30 Years of Powering Lives

Recipients, donors, and friends share what Oregon Energy Fund
has meant to them over the last three decades.

Image of a smiling mother and daughter.


“Without heat, you don’t have anything. You can’t cook. The refrigerator doesn’t work. And how was my daughter supposed to do her homework without lights? I appreciate the community looking out for people who need help. That’s a great community.”

Cheryl, OEF recipient


“We don’t ask for much and take great pride in making it on our own. But when we really needed the help, OEF was there to help us.

Rachel, OEF recipient

I saw how resolving one problem can help people stabilize their lives and gain control over other issues. That’s why I’m glad OEF is here to help.”

James, former case manager

Image of a handwritten note that reads: "We really appreciate the work & financial help the Home Energy Assistance Program does for those in need. We remember, well, how we were helped by the program. Keep up the wonderful work you do in trying to keep people warm during the winter. Thanks!"

“The assistance from OEF allowed us to keep our electricity and our gas going, and it enabled us to pay doctor bills.

Diana, OEF recipient

“OEF has opened my eyes and heart to people who can’t count on what I take from granted: I turn up the thermostat and the heat comes on. I hit a switch and the lights come on. I wish I could give more. But I’ll keep giving.

Steven, OEF donor

I’m amazed at the extent of OEF’s aid to communities across Oregon, and your commitment to helping those in need. Thank you for your wonderful work helping communities stay warm and keep the lights on.”

Teresa, OEF donor

“My husband developed a life-threatening medical condition that temporarily put him out of work. The only income we had was his small military pension. Oregon Energy Fund helped cover our bill and find a new job.

OEF recipient

It felt like a Mack Truck being lifted off of me.

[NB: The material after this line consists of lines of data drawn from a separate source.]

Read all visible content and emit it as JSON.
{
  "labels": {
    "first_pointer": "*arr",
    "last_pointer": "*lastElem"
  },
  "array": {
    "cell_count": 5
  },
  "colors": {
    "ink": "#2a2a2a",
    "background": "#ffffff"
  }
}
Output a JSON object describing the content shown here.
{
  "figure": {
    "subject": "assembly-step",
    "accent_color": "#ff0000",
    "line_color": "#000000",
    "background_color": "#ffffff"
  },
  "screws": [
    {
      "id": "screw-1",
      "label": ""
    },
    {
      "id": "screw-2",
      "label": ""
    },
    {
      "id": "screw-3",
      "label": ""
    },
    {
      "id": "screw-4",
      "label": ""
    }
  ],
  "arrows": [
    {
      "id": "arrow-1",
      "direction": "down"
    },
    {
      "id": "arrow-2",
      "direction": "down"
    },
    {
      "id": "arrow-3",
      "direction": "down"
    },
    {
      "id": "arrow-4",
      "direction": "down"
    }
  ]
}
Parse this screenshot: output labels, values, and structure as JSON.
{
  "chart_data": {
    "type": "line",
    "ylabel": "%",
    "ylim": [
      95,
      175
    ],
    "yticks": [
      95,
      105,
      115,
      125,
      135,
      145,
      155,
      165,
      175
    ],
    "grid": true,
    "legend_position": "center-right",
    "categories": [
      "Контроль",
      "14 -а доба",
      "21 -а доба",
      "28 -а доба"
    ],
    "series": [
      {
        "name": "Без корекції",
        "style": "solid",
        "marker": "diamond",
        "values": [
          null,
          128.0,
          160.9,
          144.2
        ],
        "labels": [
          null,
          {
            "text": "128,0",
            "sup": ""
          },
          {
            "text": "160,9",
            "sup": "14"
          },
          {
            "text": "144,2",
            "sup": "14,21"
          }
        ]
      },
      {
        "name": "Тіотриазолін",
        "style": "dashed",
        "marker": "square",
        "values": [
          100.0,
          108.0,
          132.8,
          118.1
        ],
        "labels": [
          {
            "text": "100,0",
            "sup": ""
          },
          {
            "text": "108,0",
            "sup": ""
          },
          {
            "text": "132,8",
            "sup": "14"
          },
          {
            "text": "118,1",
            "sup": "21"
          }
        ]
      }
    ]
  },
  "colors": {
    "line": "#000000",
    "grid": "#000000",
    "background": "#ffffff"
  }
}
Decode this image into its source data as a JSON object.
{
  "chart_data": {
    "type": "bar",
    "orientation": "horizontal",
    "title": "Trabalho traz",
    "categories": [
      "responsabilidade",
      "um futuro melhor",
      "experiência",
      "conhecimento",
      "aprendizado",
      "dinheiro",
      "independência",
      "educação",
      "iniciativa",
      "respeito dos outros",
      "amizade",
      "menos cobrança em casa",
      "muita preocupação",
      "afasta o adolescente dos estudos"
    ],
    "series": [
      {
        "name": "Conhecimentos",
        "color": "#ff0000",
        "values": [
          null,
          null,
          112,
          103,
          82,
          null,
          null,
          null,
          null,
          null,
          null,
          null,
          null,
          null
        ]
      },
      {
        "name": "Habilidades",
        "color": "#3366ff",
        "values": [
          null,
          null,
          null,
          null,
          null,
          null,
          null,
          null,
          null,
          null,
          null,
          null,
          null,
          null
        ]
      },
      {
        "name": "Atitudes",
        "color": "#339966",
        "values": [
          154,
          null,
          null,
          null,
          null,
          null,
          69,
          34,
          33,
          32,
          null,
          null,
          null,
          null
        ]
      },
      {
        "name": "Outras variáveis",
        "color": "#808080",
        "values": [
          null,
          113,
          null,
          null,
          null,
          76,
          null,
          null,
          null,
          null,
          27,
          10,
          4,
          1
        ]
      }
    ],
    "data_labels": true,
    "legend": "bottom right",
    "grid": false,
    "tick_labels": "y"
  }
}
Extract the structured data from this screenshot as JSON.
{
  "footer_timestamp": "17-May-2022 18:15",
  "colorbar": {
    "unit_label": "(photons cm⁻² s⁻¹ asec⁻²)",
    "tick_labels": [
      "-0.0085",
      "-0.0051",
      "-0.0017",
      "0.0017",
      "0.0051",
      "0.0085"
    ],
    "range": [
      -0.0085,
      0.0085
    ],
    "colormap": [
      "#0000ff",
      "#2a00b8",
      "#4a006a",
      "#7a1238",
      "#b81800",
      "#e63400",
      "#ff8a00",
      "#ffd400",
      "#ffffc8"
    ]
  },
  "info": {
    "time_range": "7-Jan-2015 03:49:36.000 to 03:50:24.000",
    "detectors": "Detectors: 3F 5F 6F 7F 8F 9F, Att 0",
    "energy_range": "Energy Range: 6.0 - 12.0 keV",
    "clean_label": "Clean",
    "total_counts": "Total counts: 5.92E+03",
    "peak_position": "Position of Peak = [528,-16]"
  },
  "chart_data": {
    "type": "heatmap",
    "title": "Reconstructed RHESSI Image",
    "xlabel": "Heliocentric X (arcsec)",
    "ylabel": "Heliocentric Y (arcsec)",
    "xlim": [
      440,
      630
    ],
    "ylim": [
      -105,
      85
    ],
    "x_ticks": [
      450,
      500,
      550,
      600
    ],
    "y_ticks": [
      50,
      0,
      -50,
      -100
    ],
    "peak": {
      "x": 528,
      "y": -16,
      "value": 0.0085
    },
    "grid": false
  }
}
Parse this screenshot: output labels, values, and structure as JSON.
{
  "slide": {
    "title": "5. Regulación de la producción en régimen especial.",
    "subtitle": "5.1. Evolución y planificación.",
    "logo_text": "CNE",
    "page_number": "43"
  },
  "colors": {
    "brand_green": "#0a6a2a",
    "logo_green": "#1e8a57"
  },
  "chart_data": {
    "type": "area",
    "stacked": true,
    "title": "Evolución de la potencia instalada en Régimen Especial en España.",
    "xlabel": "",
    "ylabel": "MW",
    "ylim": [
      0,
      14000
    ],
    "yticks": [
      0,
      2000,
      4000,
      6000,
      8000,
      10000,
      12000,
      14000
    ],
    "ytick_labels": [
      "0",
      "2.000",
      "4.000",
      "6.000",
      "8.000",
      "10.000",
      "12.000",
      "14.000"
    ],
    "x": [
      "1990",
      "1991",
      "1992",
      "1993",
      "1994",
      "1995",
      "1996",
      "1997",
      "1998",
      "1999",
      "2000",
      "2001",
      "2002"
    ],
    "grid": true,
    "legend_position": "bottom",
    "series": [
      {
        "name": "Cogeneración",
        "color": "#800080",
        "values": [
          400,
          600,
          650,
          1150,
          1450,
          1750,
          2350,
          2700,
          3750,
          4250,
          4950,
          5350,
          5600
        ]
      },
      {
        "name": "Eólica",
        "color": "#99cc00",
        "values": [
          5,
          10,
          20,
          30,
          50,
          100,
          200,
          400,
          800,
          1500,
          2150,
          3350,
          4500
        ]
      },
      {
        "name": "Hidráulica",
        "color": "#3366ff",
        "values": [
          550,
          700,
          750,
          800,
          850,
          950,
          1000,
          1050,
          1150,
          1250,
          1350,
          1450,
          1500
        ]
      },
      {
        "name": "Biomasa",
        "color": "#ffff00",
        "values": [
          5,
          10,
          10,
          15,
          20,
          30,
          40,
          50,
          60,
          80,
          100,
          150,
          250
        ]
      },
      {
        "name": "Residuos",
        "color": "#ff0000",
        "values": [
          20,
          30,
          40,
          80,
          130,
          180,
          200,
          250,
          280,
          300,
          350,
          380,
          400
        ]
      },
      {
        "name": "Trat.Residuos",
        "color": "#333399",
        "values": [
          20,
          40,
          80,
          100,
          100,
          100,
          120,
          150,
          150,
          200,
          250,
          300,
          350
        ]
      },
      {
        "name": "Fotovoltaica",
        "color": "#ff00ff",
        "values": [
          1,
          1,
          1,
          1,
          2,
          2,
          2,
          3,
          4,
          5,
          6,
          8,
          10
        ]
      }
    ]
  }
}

It was one less thing I had to worry about, knowing that when we got home, we’d be going home to a warm house, and I could cook for my daughter and bathe her, and we could go to sleep without that worry.”

Renauda, OEF recipient

Image of a smiling older woman sitting in an easy chair with a ball of yarn in her lap.


“I am a past recipient, and if I donate another 30 years, I’ll not come close to how important that aid was to me then. (5 children, winter ahead, no hope, very little money.) Thank you for that. I hope I can keep helping you help others. It’s so very important.